Schrepfers Motto dabei: „Qualität vor Quantität.“ Egal ob im eigenen Recruitingprozess oder bei der Auswahl der Aufträge – die Unternehmerin will darauf achten, dass We Nurse qualitativ die beste Arbeit abliefert. Explosives Wachstum ist nicht ihr Ansatz, obwohl es durchaus Möglichkeiten gäbe, das zu erreichen.

Damit wählt Schrepfer einerseits den langsameren und wohl auch steinigeren Weg, sie ist aber überzeugt, dass dieser Ansatz gewährleistet, langfristige Veränderungen zu erwirken, statt nur kurzfristige Profite zu erreichen. Und obwohl We Nurse erst ganz am Anfang steht, sind die Ambitionen des Unternehmens groß: 400 Mitarbeiter will We Nurse bis Ende 2026 in der Schweiz erreichen. Das würde ein jährliches Wachstum von über 200 % bedeuten. „Wir haben das Ziel ganz bewusst kommuniziert, wissen aber, dass das extrem ambitioniert ist. Vielleicht brauchen wir auch länger. Die 400 Mitarbeiter wollen wir jedenfalls erreichen“, so Schrepfer.
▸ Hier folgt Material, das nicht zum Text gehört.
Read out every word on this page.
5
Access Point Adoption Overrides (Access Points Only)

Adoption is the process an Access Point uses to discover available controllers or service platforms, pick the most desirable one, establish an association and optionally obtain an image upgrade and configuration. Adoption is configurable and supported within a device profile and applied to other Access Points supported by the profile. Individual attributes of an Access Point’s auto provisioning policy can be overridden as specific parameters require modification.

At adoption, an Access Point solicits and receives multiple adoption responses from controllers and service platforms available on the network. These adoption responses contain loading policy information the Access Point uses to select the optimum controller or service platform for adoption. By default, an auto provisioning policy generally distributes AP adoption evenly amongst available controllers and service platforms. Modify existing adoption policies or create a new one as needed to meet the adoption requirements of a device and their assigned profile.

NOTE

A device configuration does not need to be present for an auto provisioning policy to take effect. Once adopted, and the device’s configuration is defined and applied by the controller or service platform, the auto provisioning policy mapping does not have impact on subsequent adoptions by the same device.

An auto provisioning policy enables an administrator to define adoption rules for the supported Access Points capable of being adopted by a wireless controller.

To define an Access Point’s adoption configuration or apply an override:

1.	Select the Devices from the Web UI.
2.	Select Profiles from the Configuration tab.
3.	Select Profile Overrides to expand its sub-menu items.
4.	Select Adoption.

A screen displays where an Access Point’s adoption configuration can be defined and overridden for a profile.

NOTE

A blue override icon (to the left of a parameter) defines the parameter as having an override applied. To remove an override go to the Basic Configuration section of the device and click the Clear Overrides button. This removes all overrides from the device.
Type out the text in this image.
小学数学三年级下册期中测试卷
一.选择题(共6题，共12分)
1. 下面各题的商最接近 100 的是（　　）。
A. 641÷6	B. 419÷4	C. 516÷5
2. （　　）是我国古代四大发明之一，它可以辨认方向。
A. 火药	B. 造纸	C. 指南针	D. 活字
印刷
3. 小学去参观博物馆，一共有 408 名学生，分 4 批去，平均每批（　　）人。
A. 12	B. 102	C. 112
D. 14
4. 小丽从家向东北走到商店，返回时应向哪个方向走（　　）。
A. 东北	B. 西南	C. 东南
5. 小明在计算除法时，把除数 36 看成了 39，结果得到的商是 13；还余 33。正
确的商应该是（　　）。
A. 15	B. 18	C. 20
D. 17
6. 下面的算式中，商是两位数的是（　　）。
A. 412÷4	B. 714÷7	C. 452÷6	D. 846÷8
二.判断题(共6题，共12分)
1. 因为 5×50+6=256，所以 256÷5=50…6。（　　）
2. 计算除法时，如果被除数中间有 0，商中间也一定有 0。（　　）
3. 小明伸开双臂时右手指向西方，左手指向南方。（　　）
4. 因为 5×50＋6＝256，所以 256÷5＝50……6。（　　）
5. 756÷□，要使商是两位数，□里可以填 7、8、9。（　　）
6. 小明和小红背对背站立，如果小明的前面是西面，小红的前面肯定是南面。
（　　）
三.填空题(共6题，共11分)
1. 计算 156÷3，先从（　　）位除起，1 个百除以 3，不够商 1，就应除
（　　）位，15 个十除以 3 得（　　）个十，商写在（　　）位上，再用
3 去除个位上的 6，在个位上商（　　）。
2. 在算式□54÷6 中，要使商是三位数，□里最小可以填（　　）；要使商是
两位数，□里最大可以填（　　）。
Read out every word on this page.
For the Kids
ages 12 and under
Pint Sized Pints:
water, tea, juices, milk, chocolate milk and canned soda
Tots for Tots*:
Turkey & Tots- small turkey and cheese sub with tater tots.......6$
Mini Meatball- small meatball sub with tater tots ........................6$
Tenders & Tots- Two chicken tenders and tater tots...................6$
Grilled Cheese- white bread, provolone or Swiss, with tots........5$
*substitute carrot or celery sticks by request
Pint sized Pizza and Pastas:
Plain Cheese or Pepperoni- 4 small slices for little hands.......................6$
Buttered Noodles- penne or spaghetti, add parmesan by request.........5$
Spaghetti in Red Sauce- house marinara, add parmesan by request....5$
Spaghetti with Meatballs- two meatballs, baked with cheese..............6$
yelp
Um in die Nähe dieser Zahl zu kommen, müsste das Unternehmen sich jährlich verdoppeln. 2023, im ersten vollen Geschäftsjahr, betrug der Umsatz eine Mio. CHF. Dieses Wachstum annehmend, würden die Erlöse 2026 bei rund 13 Mio. CHF liegen, Skaleneffekte nicht mit eingerechnet. Doch nicht nur bezüglich des Zugangs, auch in anderer Hinsicht ist We Nurse ein ungewöhnliches Start-up – denn Schrepfer und Hodel beteiligen ausnahmslos alle Mitarbeiter am eigenen Unternehmen, vergeben also Stammaktien. Schrepfer vergleicht den Zugang mit dem in Anwaltskanzleien typischen Partnersystem: „Unsere Mitarbeiter sind alle Miteigentümer. Wir treffen daher auch regelmäßig in sogenannten Nurse Community Boards zusammen, wo der Geschäftslauf, die Finanzen etc. präsentiert, analysiert und besprochen werden.“ Dass die Pflegebranche trotz neuer Zugänge und guter Ideen ein Koloss ist, der nicht ganz einfach zu verändern sein wird, ist Schrepfer aber auch bewusst; doch davor fürchtet sie sich nicht: „Wer etwas ändern will, muss anpacken. Reden alleine genügt nicht.“

Wenn es um nachhaltige Veränderungen in der Branche geht, ist Schrepfer eindeutig: Das Problem von Engpässen in der Pflege lasse sich nicht lösen, indem nach mehr Personal gerufen wird. „Diese Personen sind schlicht nicht da“, so Schrepfer. „Wir müssen andere Lösungen finden und unsere Prozesse anpassen, wenn wir die Bedingungen verbessern wollen.“

Ihre Kunden – oder „Partner“, wie Schrepfer sie nennt – sind Spitäler, Pflegeheime, Reha-Kliniken oder Spitex (spitalexterne Hilfe und Pflege). Um hier nicht nur Symptom­bekämpfung zu betreiben, setzt Schrepfer für die Zukunft auch stark auf die Beratungskomponente des ­eigenen Unternehmens: Diese Aufträge ­gehen von der Optimierung von Prozessabläufen über Talentmanagement bis hin zu „Feuerlösch-­Aktionen“, wenn etwa Führungskräfte mit viel Wissen von einem Tag auf den anderen das ­Unternehmen verlassen. We Nurse spricht von „Beratung on the Job“, da die We-Nurse-Mit­arbeiter nicht nur Berater sind, sondern auch mit an­packen. Schrepfer: „Eine Kollegin, die ­aktuell im Einsatz ist, arbeitet 50 % Pflegeschichten, und die anderen 50 % ist sie mit Projektarbeit vor Ort beschäftigt.“ Der Vorteil: Die Änderungen ­können von den Beratern in Echtzeit überprüft werden – also von Personen, die den Pflegejob kennen und können.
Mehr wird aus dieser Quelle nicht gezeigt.